Vorwürfe an die OPCW: Neuerdings wird die Chemiewaffenbehörde von Medien und Menschenrechtsorganisationen kritisiert: Wie könne es sein, dass in Syrien weiter Giftgas eingesetzt werde – obschon die OPCW das Land für chemiewaffenfrei erklärt habe? Syrien ist aus Sicht der Chemiewaffenbehörde eine Tragödie – und wird zunehmend zur Belastung für die Organisation selbst. In einer aktuellen Studie des ETH-Zentrums für Sicherheitspolitik steht: «All dies könnte zu einer politischen Konfrontation zwischen den Vertragsstaaten führen, welche das Chemiewaffenverbot schwächen würde.»
Die Grenzen der OPCW: Die Kritik an der OPCW ist jedoch nur zu einem geringen Teil berechtigt. Dafür etwa, dass das Kontrollregime nicht unfehlbar ist, kann die Organisation nichts. Es basiert auf einem Kompromiss unter den Vertragsstaaten. Die ETH-Forscher schreiben: «Von Beginn weg war klar, dass das System routinemässiger Inspektionen nicht wasserdicht ist.» Auch kann der OPCW nicht angelastet werden, dass Chlorgas, das in Syrien wiederholt eingesetzt wurde, nicht auf der Liste der verbotenen Substanzen steht. Es findet breite industrielle Verwendung, lässt sich also nicht einfach verbieten. Der Gebrauch von Chlorgas als Waffe ist aber sehr wohl untersagt.
Diktatorische Versteckspiele: Wenn ein Land Teile seiner Chemiewaffenarsenale versteckt, wie das schon Libyens Diktator Muammar al-Gaddafi tat und nun das syrische Regime, haben die Inspektoren aus Den Haag wenig Chancen, dem auf die Schliche zu kommen. OPCW-Chef Üzümcü räumt ein, es gebe Lücken in der syrischen Selbstdeklaration: Man versuche, die Ungereimtheiten aufzuklären, sagt der langjährige türkische Diplomat.

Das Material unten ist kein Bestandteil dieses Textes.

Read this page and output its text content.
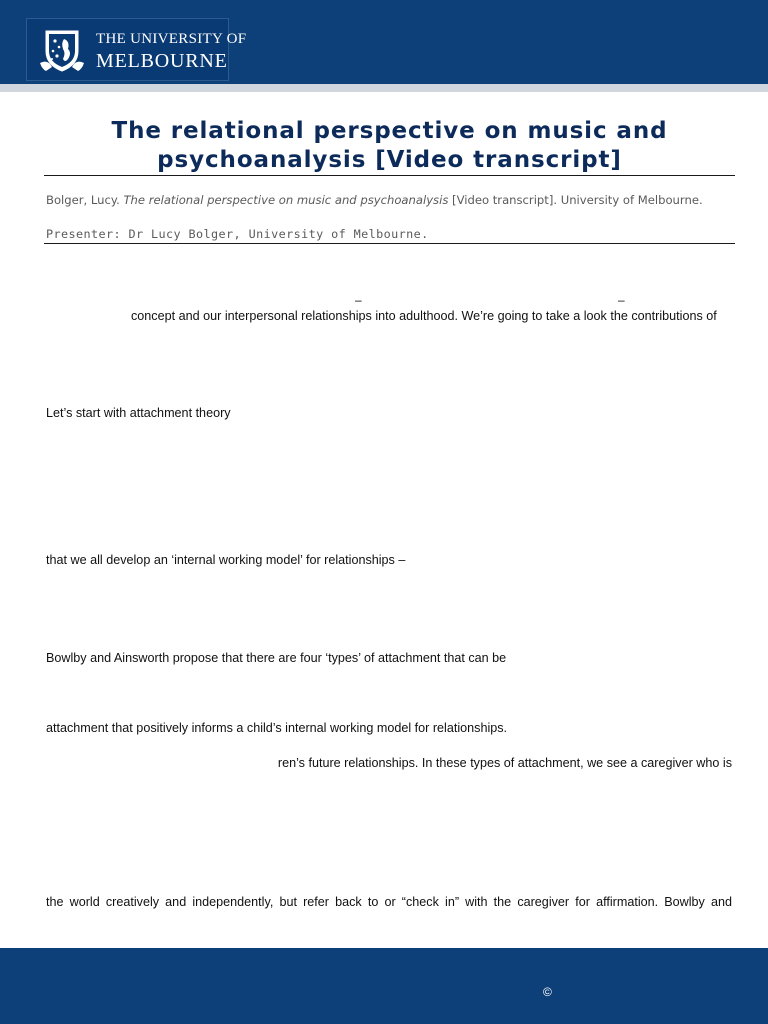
THE UNIVERSITY OF
MELBOURNE
The relational perspective on music and psychoanalysis [Video transcript]
Bolger, Lucy. The relational perspective on music and psychoanalysis [Video transcript]. University of Melbourne.
Presenter: Dr Lucy Bolger, University of Melbourne.
–	–
concept and our interpersonal relationships into adulthood. We’re going to take a look the contributions of
Let’s start with attachment theory
that we all develop an ‘internal working model’ for relationships –
Bowlby and Ainsworth propose that there are four ‘types’ of attachment that can be
attachment that positively informs a child’s internal working model for relationships.
ren’s future relationships. In these types of attachment, we see a caregiver who is
the world creatively and independently, but refer back to or “check in” with the caregiver for affirmation. Bowlby and
©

Geschafft hat die Organisation das noch nicht.
Der Spaltpilz Syrien: Eigentlich ist die Chemiewaffenbehörde handlungsfähiger als der Uno-Sicherheitsrat. Dort kann Russland mit dem Veto jegliche Schritte gegen seinen Schützling Assad verhindern – und tut es auch. Im OPCW-Exekutivrat hingegen sind Beschlüsse mit Zweidrittelsmehr möglich. Traditionell jedoch fielen Beschlüsse stets im Konsens. Man war so zwar weniger entscheidungsfähig, hatte dafür aber alle 192 Mitgliedstaaten an Bord. Syrien droht nun, die OPCW zu spalten, so die ETH-Forscher: «Die Debatte um die Frage, wie auf diesen Missstand zu reagieren ist, hat die Vertragsstaaten politisiert und entzweit.»